Он вздохнул, снова внимательно взглянул на своего помощника. И прочел на его лице разочарование:
— Бруно, вы должны отдавать себе отчет, что композитор оказал вам доверие, написав эту партитуру. Типичную оперную партитуру, она по форме наиболее близка ко всему спектаклю. Такая, какая со своей стороны нуждается в том, чтобы в нее во всем максимально было вложены все силы. Вы предадите автора, если в спектакле в чем-то ошибетесь. Интерпретировать — это значит в какой-то степени предавать. Давайте избежим большого предательства…
Малер сделал многозначительную паузу, и между двумя собеседниками воцарилось тягостное молчание, потом Малер посмотрел на Вальтера и продолжил:
— Постановкой занимаюсь я сам. Декорации мы поручим Альфреду Роллеру, лучшему нынешнему венскому художнику, он один способен «обозначить» что-то своей живописью. Что касается певцов, предоставьте это тоже мне.
Бруно Вальтер продолжал молчать, он уже не осмеливался даже поднять голову. Он знал, что Малер прав, но что его жажда абсолюта и совершенства никогда не проявлялась без некоторой несправедливости.

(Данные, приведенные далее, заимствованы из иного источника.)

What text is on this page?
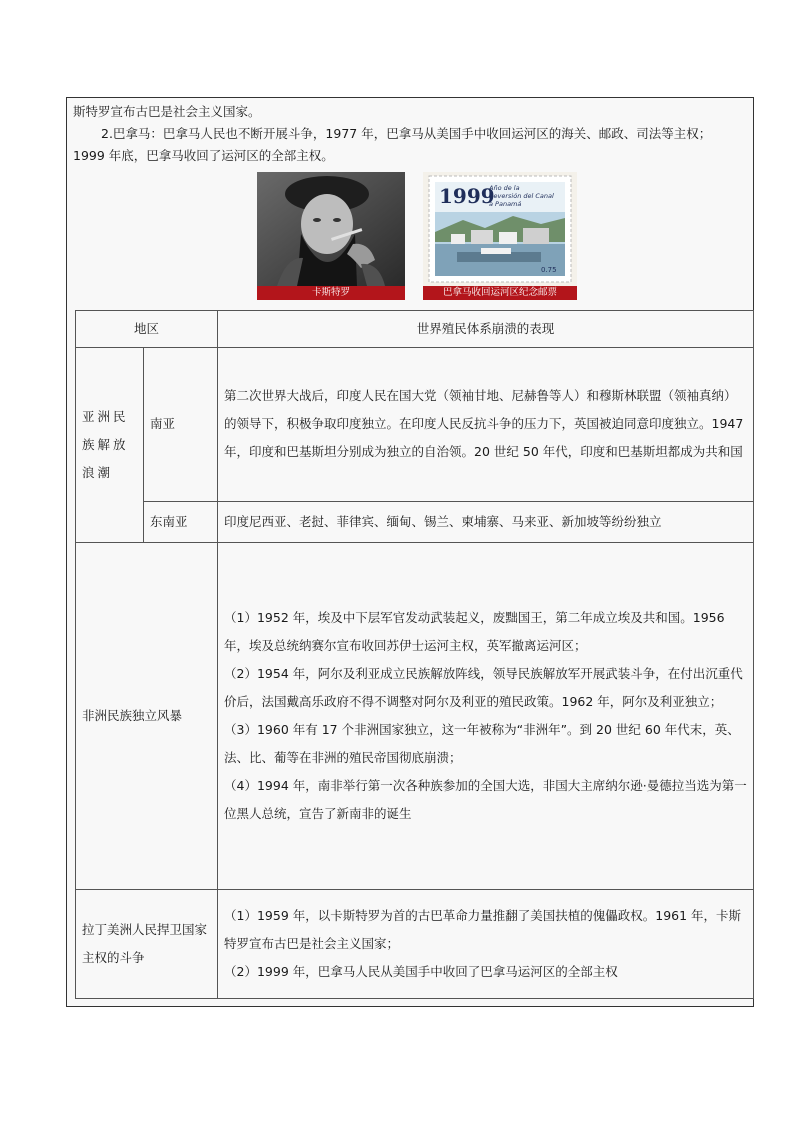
斯特罗宣布古巴是社会主义国家。

2.巴拿马：巴拿马人民也不断开展斗争，1977 年，巴拿马从美国手中收回运河区的海关、邮政、司法等主权；

1999 年底，巴拿马收回了运河区的全部主权。

卡斯特罗
1999
Año de la
Reversión del Canal
a Panamá
0.75
巴拿马收回运河区纪念邮票
地区		世界殖民体系崩溃的表现
亚洲民族解放浪潮	南亚	第二次世界大战后，印度人民在国大党（领袖甘地、尼赫鲁等人）和穆斯林联盟（领袖真纳）的领导下，积极争取印度独立。在印度人民反抗斗争的压力下，英国被迫同意印度独立。1947 年，印度和巴基斯坦分别成为独立的自治领。20 世纪 50 年代，印度和巴基斯坦都成为共和国
	东南亚	印度尼西亚、老挝、菲律宾、缅甸、锡兰、柬埔寨、马来亚、新加坡等纷纷独立
非洲民族独立风暴		（1）1952 年，埃及中下层军官发动武装起义，废黜国王，第二年成立埃及共和国。1956 年，埃及总统纳赛尔宣布收回苏伊士运河主权，英军撤离运河区；
（2）1954 年，阿尔及利亚成立民族解放阵线，领导民族解放军开展武装斗争，在付出沉重代价后，法国戴高乐政府不得不调整对阿尔及利亚的殖民政策。1962 年，阿尔及利亚独立；
（3）1960 年有 17 个非洲国家独立，这一年被称为“非洲年”。到 20 世纪 60 年代末，英、法、比、葡等在非洲的殖民帝国彻底崩溃；
（4）1994 年，南非举行第一次各种族参加的全国大选，非国大主席纳尔逊·曼德拉当选为第一位黑人总统，宣告了新南非的诞生

拉丁美洲人民捍卫国家主权的斗争		（1）1959 年，以卡斯特罗为首的古巴革命力量推翻了美国扶植的傀儡政权。1961 年，卡斯特罗宣布古巴是社会主义国家；
（2）1999 年，巴拿马人民从美国手中收回了巴拿马运河区的全部主权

Из-за этого директор Оперы слыл тираном, но, когда это требовалось, Вальтер был первым, кто бросался на защиту мэтра перед теми, кто осуждал его. Позднее он станет рупором эстетических взглядов Малера, сложных и противоречивых, богатых и наивных одновременно, но которым предстояло наложить глубокий отпечаток на его последователей.
— И потом, Бруно, вы же знаете, в этом сезоне я еще меньше, чем в прошлых, имею право на ошибку.
Малер помолчал.
— Ведь мы будем ставить «Тристана», Бруно. «Тристана»! Вы даже представить себе не можете, что это означает!

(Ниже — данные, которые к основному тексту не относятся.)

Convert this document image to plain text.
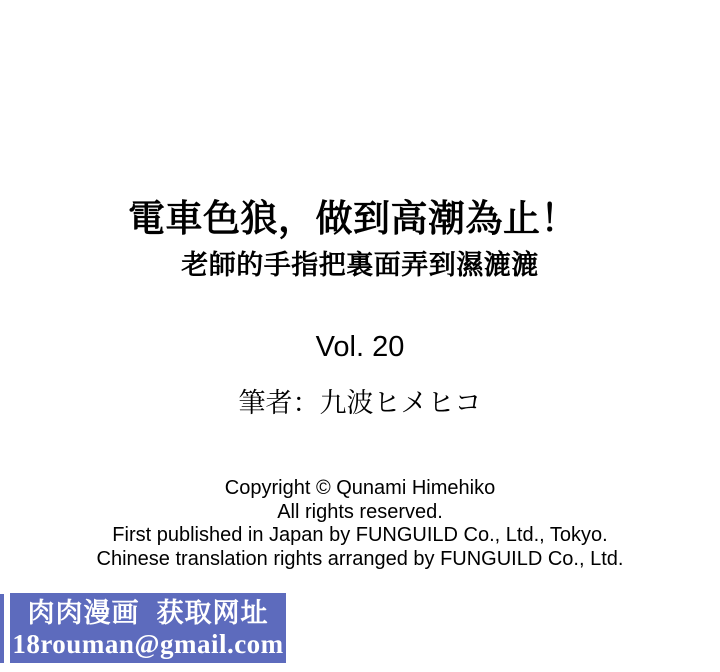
電車色狼，做到高潮為止！
老師的手指把裏面弄到濕漉漉
Vol. 20
筆者：九波ヒメヒコ
Copyright © Qunami Himehiko
All rights reserved.
First published in Japan by FUNGUILD Co., Ltd., Tokyo.
Chinese translation rights arranged by FUNGUILD Co., Ltd.
肉肉漫画  获取网址
18rouman@gmail.com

15. ПРЕДВАРИТЕЛЬНОЕ РАССЛЕДОВАНИЕ
Париж, наши дни
— Послушай, включи-ка сирену, и мы выберемся отсюда!
Комиссар Жиль Беранже, обычно спокойный, начинал терять терпение. Им нужно было с площади Бастилии свернуть на улицу Шарантон, но невозможно было проехать мимо массивной ротонды из стекла, Новой оперы, которая вместо того, чтобы вписаться в историю музыки, уже заставила вписать себя в историю финансов Пятой республики. За короткое время площадь оказалась запруженной. Музыкальный слух комиссара плохо воспринимал какофонию автомобильных гудков.
— Я думаю, это ничего не даст, патрон. Боюсь, что улицу блокировали наши коллеги. Похоже, там уже работает криминалистическая служба.
— Ладно, пойду! — пробормотал комиссар, вышел, хлопнув дверцей, и стал пробираться между машинами, над которыми нависал Гений Свободы, [60]
Выйдя на улицу Шарантон, он сразу же увидел около серого здания две полицейские машины и карету «скорой помощи». Два санитара кое-как впихивали в нее носилки, на которых можно было заметить длинный закрытый пластиковый мешок.
60
Гений Свободы — фигура с факелом в руке работы скульптора Дюпона на вершине Июльской колонны (высота 52 метра), воздвигнутая на площади Бастилии в память павших во время революционных событий 1830 года.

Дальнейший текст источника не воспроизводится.